But if you could somehow provide the computer with information that persuades the computer you know the password without actually giving away the password itself, you would be on your way to solving the security problem.
Furthermore, if no onlooker could reconstruct the password from the information you gave the computer, no one could break into the system—at least by using a purloined password.
The mathematical basis for such a scheme is available, and it depends on something called a "zero-knowledge" proof.
The idea is that a "prover" has found a proof for a theorem and wants to let a "verifier" know that he knows the proof without revealing the proof itself. The verifier can ask a special question that requires the equivalent of a yes-or-no answer. If the prover really knows the proof, he can answer the question correctly every time it is asked.
If the prover doesn't know the proof, he has only a 50 percent of being right each time. After, say, a dozen tries, the chances of fooling the verifier get very small.
Neither the question not the possible answers give away even a hint of the proof itself—hence, the term zero-knowledge proof.

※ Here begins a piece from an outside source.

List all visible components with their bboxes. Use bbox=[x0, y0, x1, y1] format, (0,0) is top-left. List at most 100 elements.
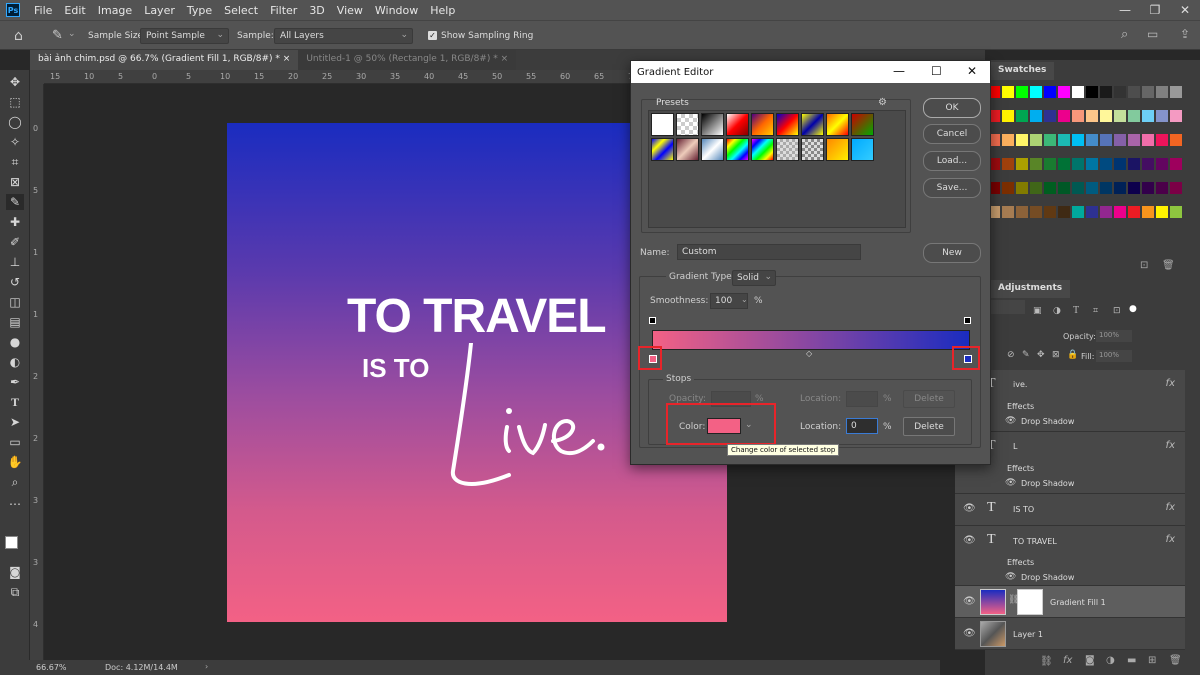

The concept of zero-knowledge proofs was first defined in 1985 by Silvio Micali and Charles Rackoff. A year later, Micali, Oded Goldreich, and Avi Wigderson took a major step forward by showing that such a scheme works for a large class of mathematical theorems.
The three researchers demonstrated the procedure for a mathematical coloring problem, which involves ensuring that no two linked points in certain networks of connected points have the same color.
Manuel Blum then showed how to give an efficient zero-knowledge proof for any mathematical theorem.
One of the more difficult steps, Blum noted, is finding the right question for the verifier to ask. Once this is done, a zero-knowledge scheme can handle any theorem posed within any logic system.
All a verifier finds out is that a theorem is provable and that the prover actually knows the proof. And because the prover has to use at least as many words as the proof itself contains, he gives away an upper limit for the proof's length.
To show how the scheme works, Blum chose an example from graph theory. Any network of points (or nodes) connected by lines (or edges) is called a graph. In Blum's example, the graph consists of a star-shaped pattern of lines linking 11 points.
The prover has found a continuous path among the links that passes only once through through each of the 11 points on the graph and returns to where it started. This special type of path is called a Hamiltonian cycle.
The prover's aim is to persuade a verifier that such a path is known without giving the verifier the slightest idea of how to construct the path.
To do this in Blum's example, the prover privately marks 11 nodes along the circumference of a circle and labels them randomly from 1 to 11. The nodes on the circle are then connected in the same way as the points in the original graph. That is, lines would join nodes 1 and 5, 2 and 6, and so on.
Deciding whether a particular graph—a network of points and connecting lines—has a Hamiltonian cycle is often difficult. This involves finding a continuous path along the links that passes only once through each of the graph's points and then returns to where it started. In this example, such a path exists through the points in the order 1, 5, 6, 2, 8, 4, 10, 11, 9, 3, 7, and then back to 1. For a zero-knowledge proof, the star-shaped graph (above) can be redrawn so that all the points fall on the circumference of an imaginary circle (below) yet the connecting lines still join the same points as in the original graph.
The resulting diagram is covered up by, say, an erasable opaque film like that used on some lottery or contest tickets.
The verifier can ask the prover to uncover the complete graph, which shows that all the points are properly linked, or she can ask to see the Hamiltonian cycle.
In the latter case, the prover erases enough of the film to reveal just the lines that make up the cycle. He can do this only if he knows the right path. However, because the nodes are still covered up, the verifier doesn't know the actual path from point to point. All she can verify is that a Hamiltonian cycle exists. This process can be repeated as many times as the verifier wishes.
Because the prover doesn't know whether the verifier will ask for the graph or the cycle, he has to be ready for either choice and therefore must know the cycle. Failure to produce either the correct graph or the cycle during any turn is equivalent to a wrong answer, and the verifier then knows that either the prover is lying or he doesn't actually have the proof.
As outlined, this scheme sounds somewhat cumbersome. But the opaque film used in the example can be replaced by encryption schemes to hide information. Thus, proof checking can be done electronically when the whole procedure is encoded as strings of binary digits. This makes it possible to use this concept for password protocols and in cryptological games like tossing a coin by telephone or exchanging secret keys.
And in the sometimes turbulent world of mathematics research, it gives a wary mathematician a way to claim credit for being the first to find a particular proof without the necessity of giving away the proof's details. All that someone else can find out, until the proof itself is finally revealed, is that a particular theorem is provable.